Em função da expansão do ensino superior, principalmente após a promulgação
da LDB/96, criaram-se formas alternativas de seleção, como tentativa de substituir o antigo
vestibular. Nesse sentido, foi criado em 1998 o ENEM para avaliar a formação dos estudantes
do Ensino Médio, por meio de uma avaliação aplicada aos egressos desse nível de ensino.
Mesmo sendo criado para avaliar o desempenho desses estudantes, a intenção do governo
federal era utilizá-lo como mecanismo de ingresso nos cursos de graduação das IES.

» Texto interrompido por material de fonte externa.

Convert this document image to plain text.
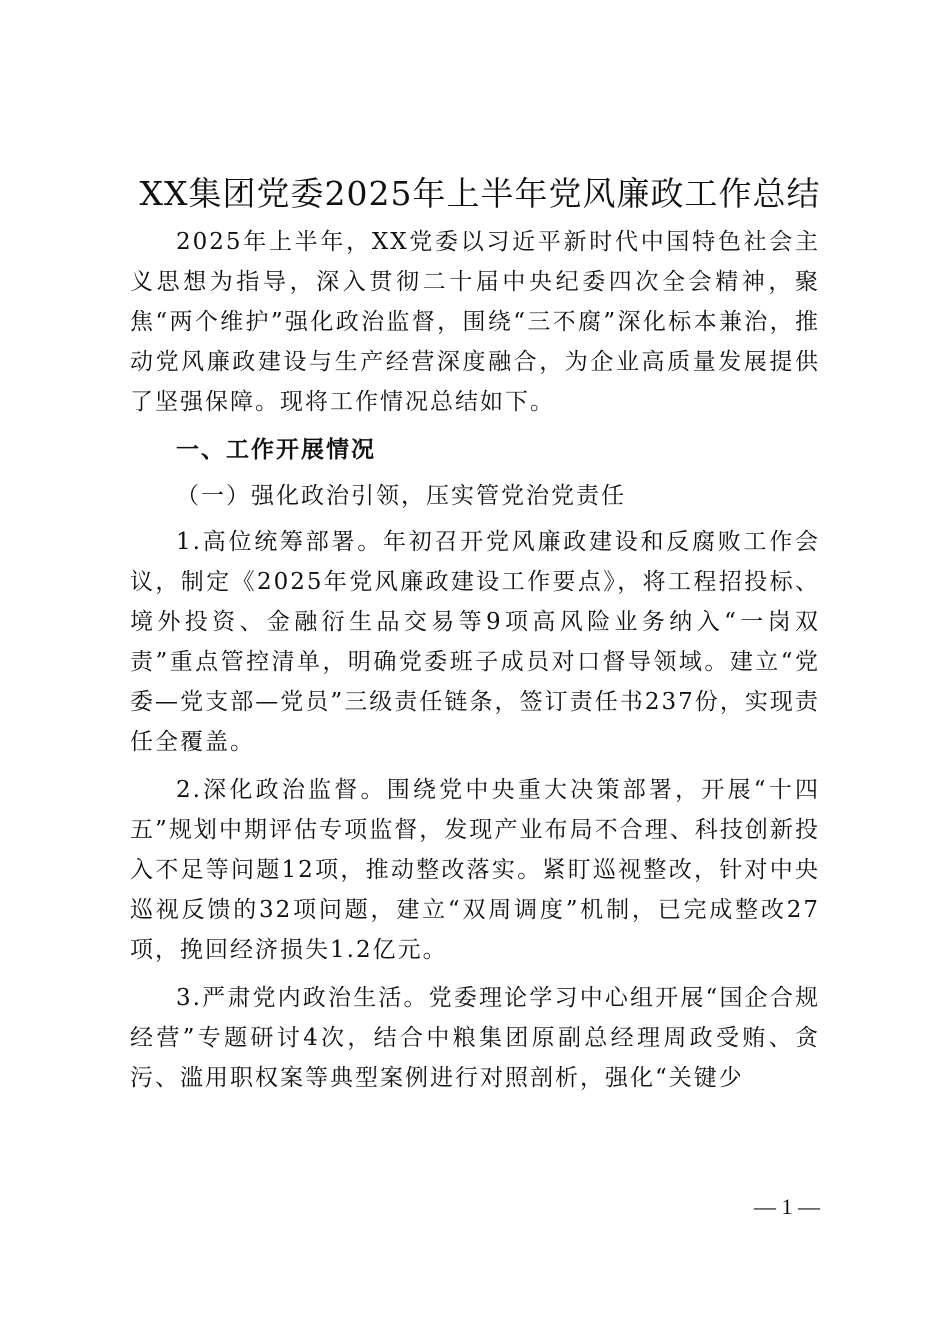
XX集团党委2025年上半年党风廉政工作总结

2025年上半年，XX党委以习近平新时代中国特色社会主义思想为指导，深入贯彻二十届中央纪委四次全会精神，聚焦“两个维护”强化政治监督，围绕“三不腐”深化标本兼治，推动党风廉政建设与生产经营深度融合，为企业高质量发展提供了坚强保障。现将工作情况总结如下。

一、工作开展情况

（一）强化政治引领，压实管党治党责任

1.高位统筹部署。年初召开党风廉政建设和反腐败工作会议，制定《2025年党风廉政建设工作要点》，将工程招投标、境外投资、金融衍生品交易等9项高风险业务纳入“一岗双责”重点管控清单，明确党委班子成员对口督导领域。建立“党委—党支部—党员”三级责任链条，签订责任书237份，实现责任全覆盖。

2.深化政治监督。围绕党中央重大决策部署，开展“十四五”规划中期评估专项监督，发现产业布局不合理、科技创新投入不足等问题12项，推动整改落实。紧盯巡视整改，针对中央巡视反馈的32项问题，建立“双周调度”机制，已完成整改27项，挽回经济损失1.2亿元。

3.严肃党内政治生活。党委理论学习中心组开展“国企合规经营”专题研讨4次，结合中粮集团原副总经理周政受贿、贪污、滥用职权案等典型案例进行对照剖析，强化“关键少

— 1 —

Observamos, nesse momento, um fato curioso nas políticas governamentais, pois os processos
de seleção, que em tempos anteriores eram unificados, passaram a ser descentralizados para as
166
IES, e com a criação do ENEM, o governo federal retornou à política de unificação e
centralização dos processos de seleção.
No ano de 2009, o ENEM foi apresentado com uma nova configuração, sendo
nomeado de “Novo ENEM”, constituindo-se em dois processos distintos, sendo o primeiro o
próprio ENEM, com aplicação de avaliações para aferir o conhecimento dos estudantes, e o
segundo o próprio sistema de ingresso, constituído pelo SiSU, sistema informatizado em que
o estudante acessa e realiza sua inscrição no curso e instituição de sua preferência, utilizando
a nota obtida no ENEM.
Destacamos nesse processo a escolha do curso pelo estudante. No vestibular
tradicional, o estudante realizava o processo seletivo já tendo escolhido o curso em que
almejava ingressar, nesse novo método de ingresso, constituído pelo ENEM/SiSU, o
estudante realiza o processo seletivo e, somente após a obtenção da nota, decidirá em que
curso pretende concorrer com aquela nota, ressaltando que, durante a inscrição no sistema
SiSU, é informado periodicamente a nota de corte para cada curso e instituição, ou seja, o
sistema informa a nota do último candidato inscrito para aquele determinado curso a ser
considerado aprovado para matrícula. Em posse dessa informação, o estudante pode fazer
alterações de curso na inscrição do SiSU, em qualquer momento, até o fechamento do
sistema.
O SiSU foi criado com a intenção de possibilitar a concorrência das vagas em IES
que aderiram a esse modelo, evitando o que acontecia no vestibular tradicional, em que era
preciso que o estudante se submetesse a um processo de seleção diferente para cada IES onde
quisesse pleitear uma vaga, locomovendo-se para todas as cidades onde pretendesse prestar o
vestibular e pagando uma taxa de inscrição para cada processo de seleção que fosse participar.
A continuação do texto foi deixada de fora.